Dari berbagai laporan, SBMI menemukan para perempuan ini dipesan dengan harga 400 juta Rupiah. Dari angka itu, 20 juta diberikan kepada keluarga pengantin perempuan sementara sisanya kepada para perekrut lapangan. Di China, para korban kerap dianiaya suami dan dipaksa berhubungan seksual, bahkan ketika sedang sakit. Para korban juga dilarang berhubungan dengan keluarga di Indonesia. SBMI menduga, pernikahan ini sebetulnya merupakan praktik perdagangan manusia. Namun di China, kasus-kasus ini dianggap sebagai kekerasan dalam rumah tangga (KDRT) bukan perdagangan orang. (VOA Indonesia, 24/6/2019)
Munculnya fenomena perdagangan manusia adalah salah satu manifestasi sistem sekuler kapitalistik. Pandangan hidup yang salah menjadikan manusia menghalalkan segala cara untuk mempertahankan hidup. Bukan berbekal benar salah, melainkan berbekal untung rugi. Bukan hanya menjual barang, menjual orang pun dilakukan jika mendatangkan keuntungan berlimpah.
Perempuan dalam sistem sekuler kapitalistik dipandang sebagai obyek dan komoditas yang renyah. Segala sisi perempuan akan dimanfaatkan dengan maksimal guna meraih keuntungan materi. Berparas cantik bisa dimanfaatkan untuk menjajakan produk jualannya. Berpendidikan baik akan diiming-imingi karir bergengsi atas nama kesetaraan.
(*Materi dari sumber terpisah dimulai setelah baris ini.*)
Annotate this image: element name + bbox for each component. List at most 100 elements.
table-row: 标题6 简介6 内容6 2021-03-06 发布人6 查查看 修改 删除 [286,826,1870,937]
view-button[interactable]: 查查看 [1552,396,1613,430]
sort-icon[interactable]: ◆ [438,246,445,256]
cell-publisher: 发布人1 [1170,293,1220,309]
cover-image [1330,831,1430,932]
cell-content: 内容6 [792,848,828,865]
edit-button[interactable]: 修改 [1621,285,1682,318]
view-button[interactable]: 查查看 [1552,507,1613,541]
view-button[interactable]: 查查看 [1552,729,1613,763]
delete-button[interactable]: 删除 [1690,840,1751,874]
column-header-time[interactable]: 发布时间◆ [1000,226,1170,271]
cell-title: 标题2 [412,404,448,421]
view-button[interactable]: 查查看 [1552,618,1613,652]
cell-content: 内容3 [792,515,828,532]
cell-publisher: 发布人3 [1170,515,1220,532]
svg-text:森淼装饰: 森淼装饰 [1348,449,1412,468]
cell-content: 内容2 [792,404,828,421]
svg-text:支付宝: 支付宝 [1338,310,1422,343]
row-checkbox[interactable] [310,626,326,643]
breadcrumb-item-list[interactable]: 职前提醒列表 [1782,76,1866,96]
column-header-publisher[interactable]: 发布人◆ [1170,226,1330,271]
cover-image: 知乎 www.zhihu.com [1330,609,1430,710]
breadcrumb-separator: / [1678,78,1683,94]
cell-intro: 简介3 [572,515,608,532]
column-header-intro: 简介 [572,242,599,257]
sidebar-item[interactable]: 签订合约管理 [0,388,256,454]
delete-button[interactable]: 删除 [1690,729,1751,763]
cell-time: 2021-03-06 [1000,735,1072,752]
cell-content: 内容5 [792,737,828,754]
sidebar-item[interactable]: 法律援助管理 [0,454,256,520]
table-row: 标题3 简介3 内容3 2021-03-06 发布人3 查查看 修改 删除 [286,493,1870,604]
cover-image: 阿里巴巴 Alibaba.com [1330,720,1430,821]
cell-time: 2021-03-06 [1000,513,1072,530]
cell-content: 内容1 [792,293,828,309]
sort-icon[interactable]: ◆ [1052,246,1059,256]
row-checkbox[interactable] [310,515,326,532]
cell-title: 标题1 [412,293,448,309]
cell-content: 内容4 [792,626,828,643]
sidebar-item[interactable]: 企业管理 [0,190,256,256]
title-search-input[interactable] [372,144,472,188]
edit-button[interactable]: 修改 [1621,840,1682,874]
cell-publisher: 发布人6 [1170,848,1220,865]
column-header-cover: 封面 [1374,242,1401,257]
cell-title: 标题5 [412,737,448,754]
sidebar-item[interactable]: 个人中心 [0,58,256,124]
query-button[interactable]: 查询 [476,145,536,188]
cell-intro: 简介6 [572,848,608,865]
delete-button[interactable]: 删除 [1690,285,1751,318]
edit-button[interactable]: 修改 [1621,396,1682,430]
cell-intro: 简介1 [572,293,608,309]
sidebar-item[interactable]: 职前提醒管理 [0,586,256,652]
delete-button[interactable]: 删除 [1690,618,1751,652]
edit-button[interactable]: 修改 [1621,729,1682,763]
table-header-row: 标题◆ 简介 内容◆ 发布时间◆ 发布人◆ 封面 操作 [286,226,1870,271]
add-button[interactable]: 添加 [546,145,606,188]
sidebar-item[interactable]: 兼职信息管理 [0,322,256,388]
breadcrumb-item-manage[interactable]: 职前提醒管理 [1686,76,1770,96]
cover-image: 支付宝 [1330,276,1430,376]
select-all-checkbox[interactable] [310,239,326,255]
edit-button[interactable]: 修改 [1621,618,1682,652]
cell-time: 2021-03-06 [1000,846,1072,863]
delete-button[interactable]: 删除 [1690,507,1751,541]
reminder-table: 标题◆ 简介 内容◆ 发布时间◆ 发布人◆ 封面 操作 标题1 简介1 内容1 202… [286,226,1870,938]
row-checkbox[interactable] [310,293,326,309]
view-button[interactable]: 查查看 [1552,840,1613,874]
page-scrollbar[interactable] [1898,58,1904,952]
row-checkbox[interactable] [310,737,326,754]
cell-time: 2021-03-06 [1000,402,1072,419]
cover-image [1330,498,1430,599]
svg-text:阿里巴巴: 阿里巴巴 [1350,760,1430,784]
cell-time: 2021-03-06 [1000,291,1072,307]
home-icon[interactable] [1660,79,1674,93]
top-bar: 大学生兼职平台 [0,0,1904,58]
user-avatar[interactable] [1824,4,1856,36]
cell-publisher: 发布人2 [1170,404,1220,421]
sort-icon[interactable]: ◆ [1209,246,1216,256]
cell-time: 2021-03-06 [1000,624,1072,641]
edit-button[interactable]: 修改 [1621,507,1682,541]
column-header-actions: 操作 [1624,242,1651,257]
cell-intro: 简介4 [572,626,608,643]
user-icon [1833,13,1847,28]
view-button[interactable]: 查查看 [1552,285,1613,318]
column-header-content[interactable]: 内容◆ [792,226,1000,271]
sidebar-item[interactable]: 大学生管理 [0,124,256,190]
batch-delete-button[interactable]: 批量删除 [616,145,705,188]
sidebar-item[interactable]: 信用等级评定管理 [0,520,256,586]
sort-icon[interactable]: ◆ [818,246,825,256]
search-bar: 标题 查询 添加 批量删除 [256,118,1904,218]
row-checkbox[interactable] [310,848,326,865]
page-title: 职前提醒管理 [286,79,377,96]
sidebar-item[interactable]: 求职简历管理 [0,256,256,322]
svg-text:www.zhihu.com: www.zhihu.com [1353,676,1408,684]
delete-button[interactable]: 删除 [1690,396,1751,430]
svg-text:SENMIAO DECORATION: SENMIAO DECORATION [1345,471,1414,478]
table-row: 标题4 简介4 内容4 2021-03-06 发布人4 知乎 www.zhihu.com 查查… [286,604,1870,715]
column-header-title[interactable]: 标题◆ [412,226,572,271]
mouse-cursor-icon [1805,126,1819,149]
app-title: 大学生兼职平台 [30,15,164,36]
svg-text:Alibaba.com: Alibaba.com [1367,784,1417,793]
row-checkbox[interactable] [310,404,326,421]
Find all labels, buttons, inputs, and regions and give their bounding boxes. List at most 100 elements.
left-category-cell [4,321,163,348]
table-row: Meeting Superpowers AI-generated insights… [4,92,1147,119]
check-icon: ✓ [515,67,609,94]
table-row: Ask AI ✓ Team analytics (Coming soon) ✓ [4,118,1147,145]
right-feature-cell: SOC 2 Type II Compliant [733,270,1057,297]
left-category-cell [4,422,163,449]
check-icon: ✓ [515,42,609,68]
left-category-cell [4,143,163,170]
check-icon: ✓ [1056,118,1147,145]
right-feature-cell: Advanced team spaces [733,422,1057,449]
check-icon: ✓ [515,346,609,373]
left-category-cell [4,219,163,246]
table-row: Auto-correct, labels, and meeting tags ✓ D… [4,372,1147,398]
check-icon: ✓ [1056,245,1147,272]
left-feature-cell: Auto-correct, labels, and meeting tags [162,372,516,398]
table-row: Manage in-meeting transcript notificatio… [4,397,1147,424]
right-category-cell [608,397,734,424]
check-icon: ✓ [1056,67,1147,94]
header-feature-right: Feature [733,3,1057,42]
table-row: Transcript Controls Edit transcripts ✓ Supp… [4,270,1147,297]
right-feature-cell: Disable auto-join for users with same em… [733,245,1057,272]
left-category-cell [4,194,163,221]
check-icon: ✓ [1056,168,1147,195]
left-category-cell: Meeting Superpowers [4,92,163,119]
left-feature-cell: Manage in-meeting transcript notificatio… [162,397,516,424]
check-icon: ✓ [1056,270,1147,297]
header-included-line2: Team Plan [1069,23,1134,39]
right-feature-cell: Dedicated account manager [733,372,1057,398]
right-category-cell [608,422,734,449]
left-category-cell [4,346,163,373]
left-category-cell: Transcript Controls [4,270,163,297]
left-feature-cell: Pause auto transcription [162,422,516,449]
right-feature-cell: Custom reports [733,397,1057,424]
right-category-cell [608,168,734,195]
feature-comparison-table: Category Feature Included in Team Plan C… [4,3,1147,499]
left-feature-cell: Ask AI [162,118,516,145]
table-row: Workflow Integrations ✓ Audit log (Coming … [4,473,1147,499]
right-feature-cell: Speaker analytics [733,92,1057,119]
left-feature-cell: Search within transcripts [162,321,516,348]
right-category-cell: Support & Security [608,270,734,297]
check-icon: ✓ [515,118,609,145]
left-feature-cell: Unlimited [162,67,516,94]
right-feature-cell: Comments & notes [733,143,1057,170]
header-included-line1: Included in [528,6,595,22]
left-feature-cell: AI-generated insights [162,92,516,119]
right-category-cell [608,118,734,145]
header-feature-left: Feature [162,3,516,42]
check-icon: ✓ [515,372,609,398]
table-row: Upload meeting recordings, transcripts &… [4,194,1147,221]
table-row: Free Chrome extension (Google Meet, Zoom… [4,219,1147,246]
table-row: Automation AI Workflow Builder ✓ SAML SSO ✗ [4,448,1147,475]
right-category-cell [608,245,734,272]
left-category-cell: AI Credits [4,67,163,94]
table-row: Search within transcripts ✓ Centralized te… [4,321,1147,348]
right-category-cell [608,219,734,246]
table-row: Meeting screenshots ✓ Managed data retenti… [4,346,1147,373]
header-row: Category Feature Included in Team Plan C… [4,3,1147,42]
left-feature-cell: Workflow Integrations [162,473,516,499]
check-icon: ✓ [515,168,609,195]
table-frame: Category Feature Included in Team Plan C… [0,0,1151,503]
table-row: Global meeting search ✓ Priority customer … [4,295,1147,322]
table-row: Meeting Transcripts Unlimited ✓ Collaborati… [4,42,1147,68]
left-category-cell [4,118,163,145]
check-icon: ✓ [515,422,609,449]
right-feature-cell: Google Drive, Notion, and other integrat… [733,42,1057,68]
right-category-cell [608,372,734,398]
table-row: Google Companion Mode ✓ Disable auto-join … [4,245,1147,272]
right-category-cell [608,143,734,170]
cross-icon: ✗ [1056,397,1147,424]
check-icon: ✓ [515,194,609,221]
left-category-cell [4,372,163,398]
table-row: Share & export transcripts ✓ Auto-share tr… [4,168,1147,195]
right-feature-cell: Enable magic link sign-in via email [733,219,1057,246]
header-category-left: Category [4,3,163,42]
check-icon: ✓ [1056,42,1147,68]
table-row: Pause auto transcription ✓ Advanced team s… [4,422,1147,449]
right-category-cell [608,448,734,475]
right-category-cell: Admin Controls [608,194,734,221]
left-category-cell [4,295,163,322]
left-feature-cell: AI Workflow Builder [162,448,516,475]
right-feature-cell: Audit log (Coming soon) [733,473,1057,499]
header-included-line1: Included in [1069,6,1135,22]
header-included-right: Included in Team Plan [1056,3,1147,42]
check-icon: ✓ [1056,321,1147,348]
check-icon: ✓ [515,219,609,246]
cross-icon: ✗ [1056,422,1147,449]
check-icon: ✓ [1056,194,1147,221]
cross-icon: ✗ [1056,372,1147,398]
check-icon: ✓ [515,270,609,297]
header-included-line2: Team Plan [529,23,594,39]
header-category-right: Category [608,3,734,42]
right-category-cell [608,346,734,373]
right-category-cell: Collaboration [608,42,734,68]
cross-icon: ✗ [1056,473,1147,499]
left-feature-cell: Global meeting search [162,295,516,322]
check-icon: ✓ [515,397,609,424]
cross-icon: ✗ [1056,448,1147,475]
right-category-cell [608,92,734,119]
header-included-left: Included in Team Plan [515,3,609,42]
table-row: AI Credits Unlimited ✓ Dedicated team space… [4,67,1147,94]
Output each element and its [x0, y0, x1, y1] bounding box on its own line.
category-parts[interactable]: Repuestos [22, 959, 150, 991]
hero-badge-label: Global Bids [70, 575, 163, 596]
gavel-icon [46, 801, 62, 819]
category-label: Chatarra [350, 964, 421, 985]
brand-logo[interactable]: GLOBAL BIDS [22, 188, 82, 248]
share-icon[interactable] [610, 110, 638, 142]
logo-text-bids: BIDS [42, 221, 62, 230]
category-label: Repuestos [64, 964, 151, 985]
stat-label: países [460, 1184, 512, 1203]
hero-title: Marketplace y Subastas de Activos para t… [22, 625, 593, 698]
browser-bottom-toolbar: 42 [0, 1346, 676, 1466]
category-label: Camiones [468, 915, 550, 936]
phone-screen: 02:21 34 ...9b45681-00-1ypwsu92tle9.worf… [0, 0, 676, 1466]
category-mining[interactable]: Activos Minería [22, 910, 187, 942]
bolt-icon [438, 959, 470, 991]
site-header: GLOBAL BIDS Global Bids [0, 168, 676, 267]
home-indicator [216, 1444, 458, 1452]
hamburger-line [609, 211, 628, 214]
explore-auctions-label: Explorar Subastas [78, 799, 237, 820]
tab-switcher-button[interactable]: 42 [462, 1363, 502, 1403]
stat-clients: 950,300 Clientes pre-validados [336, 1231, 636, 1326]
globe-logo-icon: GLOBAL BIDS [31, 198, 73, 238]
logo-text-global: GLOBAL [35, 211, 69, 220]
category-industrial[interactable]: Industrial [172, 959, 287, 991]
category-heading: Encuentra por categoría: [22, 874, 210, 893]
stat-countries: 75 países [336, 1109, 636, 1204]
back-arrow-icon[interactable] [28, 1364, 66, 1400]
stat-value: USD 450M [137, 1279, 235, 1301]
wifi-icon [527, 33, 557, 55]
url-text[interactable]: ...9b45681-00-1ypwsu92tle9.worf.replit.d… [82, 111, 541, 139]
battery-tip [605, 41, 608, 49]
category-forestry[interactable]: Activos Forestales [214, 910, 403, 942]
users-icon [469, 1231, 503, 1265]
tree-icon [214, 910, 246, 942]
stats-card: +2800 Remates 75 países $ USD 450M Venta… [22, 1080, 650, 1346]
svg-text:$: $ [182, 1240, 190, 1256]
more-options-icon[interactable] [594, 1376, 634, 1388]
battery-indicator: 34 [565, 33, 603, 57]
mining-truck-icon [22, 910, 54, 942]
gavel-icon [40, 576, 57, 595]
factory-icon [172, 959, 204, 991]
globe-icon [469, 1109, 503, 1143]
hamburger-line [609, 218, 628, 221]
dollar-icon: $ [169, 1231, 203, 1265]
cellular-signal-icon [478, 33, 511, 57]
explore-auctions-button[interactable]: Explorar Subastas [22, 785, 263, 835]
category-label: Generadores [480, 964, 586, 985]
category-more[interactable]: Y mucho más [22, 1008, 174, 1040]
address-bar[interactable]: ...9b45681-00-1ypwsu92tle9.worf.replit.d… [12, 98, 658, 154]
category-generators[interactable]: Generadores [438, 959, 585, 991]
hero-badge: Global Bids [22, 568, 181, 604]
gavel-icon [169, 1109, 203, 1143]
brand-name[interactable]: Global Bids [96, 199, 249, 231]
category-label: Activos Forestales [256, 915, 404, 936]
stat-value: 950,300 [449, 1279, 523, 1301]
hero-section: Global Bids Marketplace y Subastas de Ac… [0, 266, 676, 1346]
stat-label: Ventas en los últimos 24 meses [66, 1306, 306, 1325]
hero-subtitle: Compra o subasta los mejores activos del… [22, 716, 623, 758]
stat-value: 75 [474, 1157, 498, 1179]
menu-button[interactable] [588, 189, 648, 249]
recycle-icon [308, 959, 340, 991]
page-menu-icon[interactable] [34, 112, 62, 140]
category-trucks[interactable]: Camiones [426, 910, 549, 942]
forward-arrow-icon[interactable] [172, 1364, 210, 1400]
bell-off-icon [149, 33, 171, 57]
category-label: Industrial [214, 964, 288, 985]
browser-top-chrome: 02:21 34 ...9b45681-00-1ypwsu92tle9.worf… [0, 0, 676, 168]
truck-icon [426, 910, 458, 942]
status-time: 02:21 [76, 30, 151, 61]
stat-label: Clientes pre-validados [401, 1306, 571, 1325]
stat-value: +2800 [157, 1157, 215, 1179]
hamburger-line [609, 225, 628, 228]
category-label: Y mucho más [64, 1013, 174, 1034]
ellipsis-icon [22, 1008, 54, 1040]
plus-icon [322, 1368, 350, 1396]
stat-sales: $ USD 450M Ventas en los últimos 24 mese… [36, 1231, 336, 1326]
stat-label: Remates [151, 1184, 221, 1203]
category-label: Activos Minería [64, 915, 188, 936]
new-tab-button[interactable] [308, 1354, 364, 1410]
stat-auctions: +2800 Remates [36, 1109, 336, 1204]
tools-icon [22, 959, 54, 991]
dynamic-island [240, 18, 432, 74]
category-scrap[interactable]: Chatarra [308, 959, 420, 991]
Bahkan yang tidak berparas cantik dan berpendidikan tinggi, masih akan dimanfaatkan dari segi tenaganya.
Sistem sekuler kapitalis akan tetap melirik perempuan dan menjadikannya objek serta komoditas. Tindak perdagangan orang bisa terus terjadi. Bahaya tengah mengancam remaja putri kita, jika sistem kapitalis tetap menjadi pijakan dalam menentukan kebijakan atau membuat aturan. Butuh solusi tuntas atas fenomena perdagangan orang ini. Tentu bukan dengan kesetaraan gender, sebab hal itu tidak akan terwujud. Kapitalis tentu tidak akan membiarkan produk renyahnya hanya dipajang tanpa dijajakan. Perempuan tidak akan pernah setara dan kapitalis juga tidak akan membiarkan kesetaraan benar-benar terwujud.
Satu-satunya solusi tindak perdagangan orang adalah menanggalkan sistem sekuler kapitalistik sebagai landasan kehidupan.